The AI projects I’ve found most interesting are GPT-2 (generates text from a prompt) and StyleGAN (can redraw one picture in the style of another picture).
GPT-2’s medium is text, and its purpose is generation. StyleGAN’s medium is images, and its purpose is style change. Is there any necessary reason why each medium is matched to its respective purpose?
Could you have an image generator - a model trained on every image on the Internet - and if you give it most of an image with one part missing, it can fill in the missing part? I mean, obviously you can, this is how your eye fills in the blind spot, but could AI scientists make it today? What about something where if you give it half an image, it can generate the rest of it? A body, given a head? A tree, given a trunk? If not, why not?
And could you have a text style changer? Something that can rewrite Harry Potter in the voice of Ernest Hemingway, or give you The Da Vinci Code in the heroic meter of the Iliad, or the Dao De Ching as writen by @nostalgebraist? If not, why not?
As a few other people mentioned, the first of the two things you describe – image continuation from the “prompt” of surrounding image regions – is possible and has been done under the name of “image inpainting.”
However, I’m not aware of anything like your second example, and I think there is indeed a good reason related to the difference between text and images.
To do style transfer, you need some way to decompose a thing into a “style” component and a “content” component.
In the image domain, people do this by encoding each image as two lists of properties: a list of properties that have single values for the whole image and another list of properties that take different values at different points in the image. They call the first list “style” and the second list “content.”
That is, the style transfer literature depends on the assumption that “style” = “all the interesting things you can say about an image that only refer to it as a whole, not to what is happening in any particular spatial part.” A priori, one might wonder if this is too reductive or something, but as it happens, it just works. To quote the original StyleGAN paper:
This observation is in line with style transfer literature, where it has been established that spatially invariant statistics (Gram matrix, channel-wise mean, variance, etc.) reliably encode the style of an image [20, 39] while spatially varying features encode a specific instance.
I don’t know if anyone has tried this for text, but if they haven’t, I know why: a priori it sounds much less promising.
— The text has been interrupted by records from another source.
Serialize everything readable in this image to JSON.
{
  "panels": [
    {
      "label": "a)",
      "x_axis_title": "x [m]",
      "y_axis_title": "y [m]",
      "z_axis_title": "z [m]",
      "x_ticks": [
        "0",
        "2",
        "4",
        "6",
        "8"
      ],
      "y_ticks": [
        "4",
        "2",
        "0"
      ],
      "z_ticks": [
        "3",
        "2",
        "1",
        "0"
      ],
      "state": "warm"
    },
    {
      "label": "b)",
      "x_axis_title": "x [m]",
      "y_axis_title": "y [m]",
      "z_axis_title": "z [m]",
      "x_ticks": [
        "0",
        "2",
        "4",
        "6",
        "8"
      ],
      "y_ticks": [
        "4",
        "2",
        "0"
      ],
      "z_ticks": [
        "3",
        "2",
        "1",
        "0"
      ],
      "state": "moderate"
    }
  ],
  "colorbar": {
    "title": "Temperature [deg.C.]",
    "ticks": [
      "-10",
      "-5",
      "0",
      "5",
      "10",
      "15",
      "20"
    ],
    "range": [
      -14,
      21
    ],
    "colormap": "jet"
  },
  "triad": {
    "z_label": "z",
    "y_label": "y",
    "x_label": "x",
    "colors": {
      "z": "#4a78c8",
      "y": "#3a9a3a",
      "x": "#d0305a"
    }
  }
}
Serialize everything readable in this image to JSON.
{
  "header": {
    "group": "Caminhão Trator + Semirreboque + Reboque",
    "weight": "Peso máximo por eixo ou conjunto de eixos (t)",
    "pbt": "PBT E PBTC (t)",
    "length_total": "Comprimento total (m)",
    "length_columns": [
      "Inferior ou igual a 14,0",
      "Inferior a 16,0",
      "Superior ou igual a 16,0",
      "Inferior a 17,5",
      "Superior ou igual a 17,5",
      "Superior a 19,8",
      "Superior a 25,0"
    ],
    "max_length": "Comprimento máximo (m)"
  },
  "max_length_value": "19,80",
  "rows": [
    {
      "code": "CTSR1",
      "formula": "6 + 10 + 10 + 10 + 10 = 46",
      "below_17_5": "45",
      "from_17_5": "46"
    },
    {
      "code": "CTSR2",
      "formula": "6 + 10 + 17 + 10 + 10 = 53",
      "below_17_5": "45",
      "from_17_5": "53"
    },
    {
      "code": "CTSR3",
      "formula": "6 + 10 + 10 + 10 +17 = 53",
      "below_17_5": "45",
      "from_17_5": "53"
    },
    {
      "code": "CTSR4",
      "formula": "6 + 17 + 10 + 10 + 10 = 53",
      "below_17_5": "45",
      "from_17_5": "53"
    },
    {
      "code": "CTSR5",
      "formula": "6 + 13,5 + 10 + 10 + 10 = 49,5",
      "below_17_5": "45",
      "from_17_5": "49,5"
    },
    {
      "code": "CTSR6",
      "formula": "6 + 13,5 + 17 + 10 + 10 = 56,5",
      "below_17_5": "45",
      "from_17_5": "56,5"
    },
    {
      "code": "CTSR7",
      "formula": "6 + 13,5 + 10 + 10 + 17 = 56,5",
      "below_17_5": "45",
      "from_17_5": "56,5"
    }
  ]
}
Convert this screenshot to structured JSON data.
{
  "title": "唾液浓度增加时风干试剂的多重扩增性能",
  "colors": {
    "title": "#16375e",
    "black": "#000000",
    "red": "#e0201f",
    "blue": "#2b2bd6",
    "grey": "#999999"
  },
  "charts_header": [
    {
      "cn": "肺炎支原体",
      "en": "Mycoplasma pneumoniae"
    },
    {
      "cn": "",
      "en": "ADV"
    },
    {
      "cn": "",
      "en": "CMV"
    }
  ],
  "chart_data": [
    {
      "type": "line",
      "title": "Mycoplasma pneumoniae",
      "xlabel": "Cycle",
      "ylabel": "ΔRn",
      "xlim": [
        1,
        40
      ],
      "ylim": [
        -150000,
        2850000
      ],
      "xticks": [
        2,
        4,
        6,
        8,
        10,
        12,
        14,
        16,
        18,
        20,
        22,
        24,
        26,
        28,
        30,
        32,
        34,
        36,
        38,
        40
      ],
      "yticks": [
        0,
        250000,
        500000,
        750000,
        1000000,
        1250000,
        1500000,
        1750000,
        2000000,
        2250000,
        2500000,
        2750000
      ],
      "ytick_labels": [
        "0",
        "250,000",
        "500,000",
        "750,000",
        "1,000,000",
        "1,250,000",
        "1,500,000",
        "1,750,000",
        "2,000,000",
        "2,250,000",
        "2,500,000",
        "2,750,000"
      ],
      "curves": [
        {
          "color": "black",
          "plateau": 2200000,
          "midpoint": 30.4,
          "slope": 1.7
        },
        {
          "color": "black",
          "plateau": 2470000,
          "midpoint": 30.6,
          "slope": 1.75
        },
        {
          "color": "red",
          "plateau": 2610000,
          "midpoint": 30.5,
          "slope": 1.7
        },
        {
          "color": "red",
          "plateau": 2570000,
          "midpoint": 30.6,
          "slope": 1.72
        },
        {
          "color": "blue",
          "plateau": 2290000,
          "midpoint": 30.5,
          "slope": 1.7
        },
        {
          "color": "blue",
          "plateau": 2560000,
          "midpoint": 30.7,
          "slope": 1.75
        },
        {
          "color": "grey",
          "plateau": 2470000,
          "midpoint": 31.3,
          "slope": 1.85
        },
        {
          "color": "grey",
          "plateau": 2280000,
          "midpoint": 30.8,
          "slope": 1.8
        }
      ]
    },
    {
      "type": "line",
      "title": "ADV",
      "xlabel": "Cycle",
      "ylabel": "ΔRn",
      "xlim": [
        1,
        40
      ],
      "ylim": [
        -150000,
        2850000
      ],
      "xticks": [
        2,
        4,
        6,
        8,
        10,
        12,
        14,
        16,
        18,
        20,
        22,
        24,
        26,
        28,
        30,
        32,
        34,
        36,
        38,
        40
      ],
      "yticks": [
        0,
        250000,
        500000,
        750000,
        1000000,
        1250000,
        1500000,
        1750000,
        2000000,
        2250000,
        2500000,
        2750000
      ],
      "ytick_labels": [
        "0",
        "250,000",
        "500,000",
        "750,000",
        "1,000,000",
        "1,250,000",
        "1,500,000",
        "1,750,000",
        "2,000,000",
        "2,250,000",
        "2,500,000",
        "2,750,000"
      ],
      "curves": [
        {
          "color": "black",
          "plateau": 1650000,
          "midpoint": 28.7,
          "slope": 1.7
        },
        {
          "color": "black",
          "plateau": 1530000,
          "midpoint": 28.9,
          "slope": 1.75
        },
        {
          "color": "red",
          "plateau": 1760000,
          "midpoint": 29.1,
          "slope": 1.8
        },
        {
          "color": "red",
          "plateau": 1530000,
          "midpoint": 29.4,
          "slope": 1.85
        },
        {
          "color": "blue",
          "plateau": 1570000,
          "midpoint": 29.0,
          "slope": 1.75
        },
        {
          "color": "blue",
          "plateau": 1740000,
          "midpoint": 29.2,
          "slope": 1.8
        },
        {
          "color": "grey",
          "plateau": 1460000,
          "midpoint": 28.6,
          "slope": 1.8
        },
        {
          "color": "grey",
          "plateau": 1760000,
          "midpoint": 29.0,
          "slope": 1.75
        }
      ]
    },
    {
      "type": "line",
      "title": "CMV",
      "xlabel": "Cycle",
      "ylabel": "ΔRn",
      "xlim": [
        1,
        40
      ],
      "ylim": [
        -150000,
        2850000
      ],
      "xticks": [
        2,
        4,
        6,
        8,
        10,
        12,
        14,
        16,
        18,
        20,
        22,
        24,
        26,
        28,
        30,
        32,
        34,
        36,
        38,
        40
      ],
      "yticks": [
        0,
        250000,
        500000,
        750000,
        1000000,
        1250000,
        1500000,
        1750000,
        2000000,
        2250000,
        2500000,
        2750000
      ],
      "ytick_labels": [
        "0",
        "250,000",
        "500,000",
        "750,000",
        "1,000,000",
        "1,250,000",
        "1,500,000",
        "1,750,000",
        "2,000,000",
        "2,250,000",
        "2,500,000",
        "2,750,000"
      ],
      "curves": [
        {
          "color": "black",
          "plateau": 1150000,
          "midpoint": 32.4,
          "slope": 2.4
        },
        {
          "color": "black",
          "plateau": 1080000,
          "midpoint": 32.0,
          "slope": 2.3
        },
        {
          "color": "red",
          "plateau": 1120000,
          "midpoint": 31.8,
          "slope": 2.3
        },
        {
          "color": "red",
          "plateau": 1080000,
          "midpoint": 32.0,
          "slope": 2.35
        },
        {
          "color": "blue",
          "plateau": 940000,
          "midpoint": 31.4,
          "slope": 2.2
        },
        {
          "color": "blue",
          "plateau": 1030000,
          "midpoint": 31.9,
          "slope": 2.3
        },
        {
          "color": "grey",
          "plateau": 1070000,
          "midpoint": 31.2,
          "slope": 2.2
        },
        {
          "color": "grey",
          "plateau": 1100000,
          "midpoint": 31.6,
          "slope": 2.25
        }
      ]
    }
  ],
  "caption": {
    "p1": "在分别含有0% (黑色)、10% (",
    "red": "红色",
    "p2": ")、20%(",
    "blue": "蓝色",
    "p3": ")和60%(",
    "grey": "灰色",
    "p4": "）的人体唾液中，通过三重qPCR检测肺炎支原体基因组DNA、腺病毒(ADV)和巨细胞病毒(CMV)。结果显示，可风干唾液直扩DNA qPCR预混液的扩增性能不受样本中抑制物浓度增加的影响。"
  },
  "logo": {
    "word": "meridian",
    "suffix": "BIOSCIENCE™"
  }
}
“Style” for text isn’t the list of facts you can give without pointing to specific segments of the text – that list of facts is much bigger than style, arguably including the whole informational content of the text. “Is written in JKR’s style” is this kind of fact, but “is a story about Harry Potter” is equally this kind of fact.
Trying to phrase the key difference clearly:
- In text, spatial variations don’t constitute a well-defined channel for meaning separate from other channels.
“There is a long line of dialogue about ¼ of the way through” is a weird, not very interesting fact about a text: you could imagine a text with the same essential style and information content which puts that line in some other place, or doesn’t have it at all. - In images, spatial variations do constitute a well-defined channel for meaning separate from other channels, roughly “content” as opposed to “style.”
“There is a human eye about ¼ of the way down and right from the upper left corner” is a perfectly natural sort of fact about an image, conveying precisely one kind of information (what is there) without another kind (what “a human eye” looks like according to the current style). If we have this kind of info plus a single global style for the image, we’ve specified it and can draw it.
There may be some other mathematical way of separating style and context in text – if so, I’d love to hear about it – but the very simple one that works for images won’t work for text.